La recensione su Pentimento

di sasso67
8 stelle

Anche Pentimento è uno dei prodotti, probabilmente il migliore, degli anni della perestrojka gorbacioviana. È di scena la figura di un piccolo tiranno di provincia, classico esempio di ras locale nella Georgia dell'era sovietica. Questi si circonda di una guardia pretoriana in uniforme medievale e, con astuzia sorniona, frutto di paura e sfiducia nell'Uomo (l'esatto contrario di quanto predicava, nella sua celebre poesia Prima di tutto l'uomo, il poeta turco Nazim Hikmet, che pure fu simpatizzante sovietico), è sempre a caccia di avversari di cui liberarsi. Lo fa, usando una logica ottusa ed assurda (secondo la quale «su tre persone, quattro sono nemici»), ma stringente, che confonde innanzitutto gli innocenti che incappano nelle maglie di questo potere corrotto e crudele. Lo scandalo esplode quando, deceduto il tiranno (l'ottimo Avtandil Makharadze), una donna ne riesuma il cadavere per vendetta. Anche all'interno della famiglia del despota scoppia il dramma, di cui faranno le spese, come spesso accade, le giovani generazioni. 

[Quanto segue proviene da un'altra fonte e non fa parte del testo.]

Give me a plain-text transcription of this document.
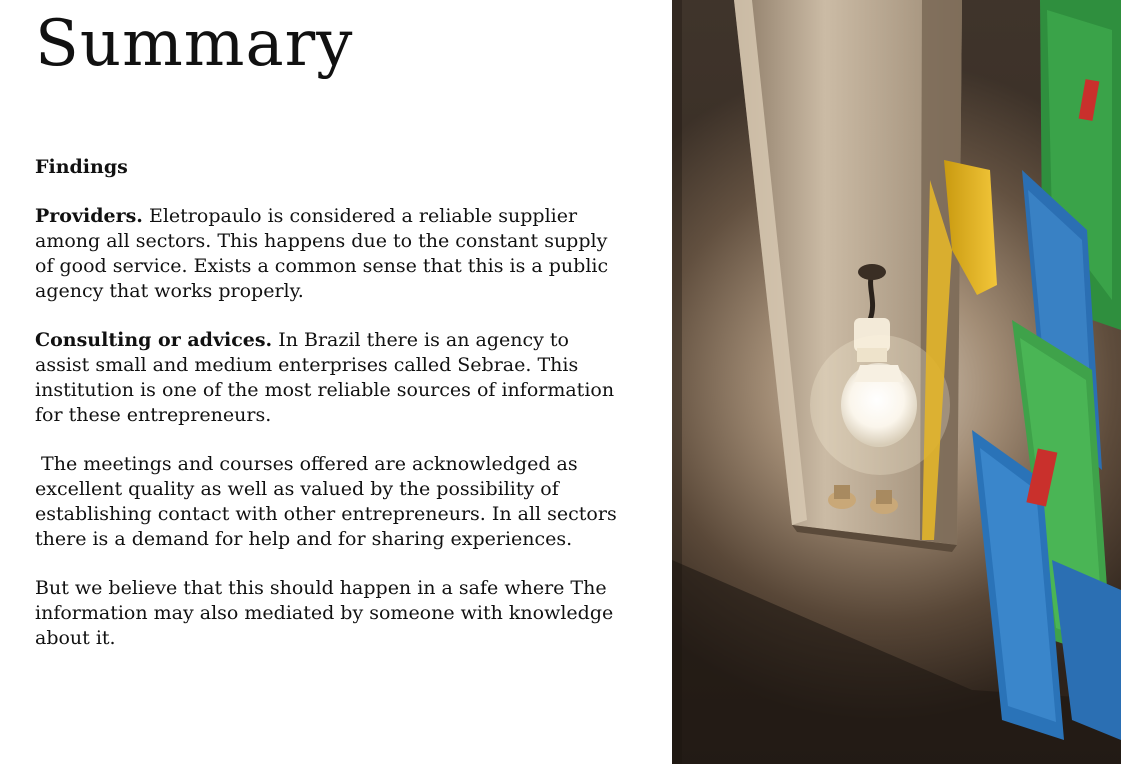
Summary
Findings

Providers. Eletropaulo is considered a reliable supplier among all sectors. This happens due to the constant supply of good service. Exists a common sense that this is a public agency that works properly.

Consulting or advices. In Brazil there is an agency to assist small and medium enterprises called Sebrae. This institution is one of the most reliable sources of information for these entrepreneurs.

The meetings and courses offered are acknowledged as excellent quality as well as valued by the possibility of establishing contact with other entrepreneurs. In all sectors there is a demand for help and for sharing experiences.

But we believe that this should happen in a safe where The information may also mediated by someone with knowledge about it.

Metafora dello stalinismo e di ogni altro consimile esperimento dittatoriale (il protagonista Varlam ha la fisionomia di Stalin, i baffetti di Hitler, gli occhialini alla Berija e la camicia nera di Mussolini), quello di Abuladze è anche un monito a disseppellire i cadaveri, a parlare apertamente del passato, a fare autocritica, per non dover fare i conti con il rimorso, il risentimento dei propri figli e con la conseguente penitenza (era quest'ultimo l'originario titolo con il quale il film fu presentato all'estero). Abuladze (morto nel 1994) era probabilmente un condivisore georgiano della grande anima russa, quella, intrisa di religiosità, testimoniata nelle sue opere da un Autore moderno come Solgenitsyn. In Pentimento, comunque, il modello narrativo (non ideologico, però) sembra essere Buñuel, anche se la critica al potere viene da un punto di vista religioso ed etico, anziché "politico" (che, nel regista spagnolo, equivale a dire anarchico).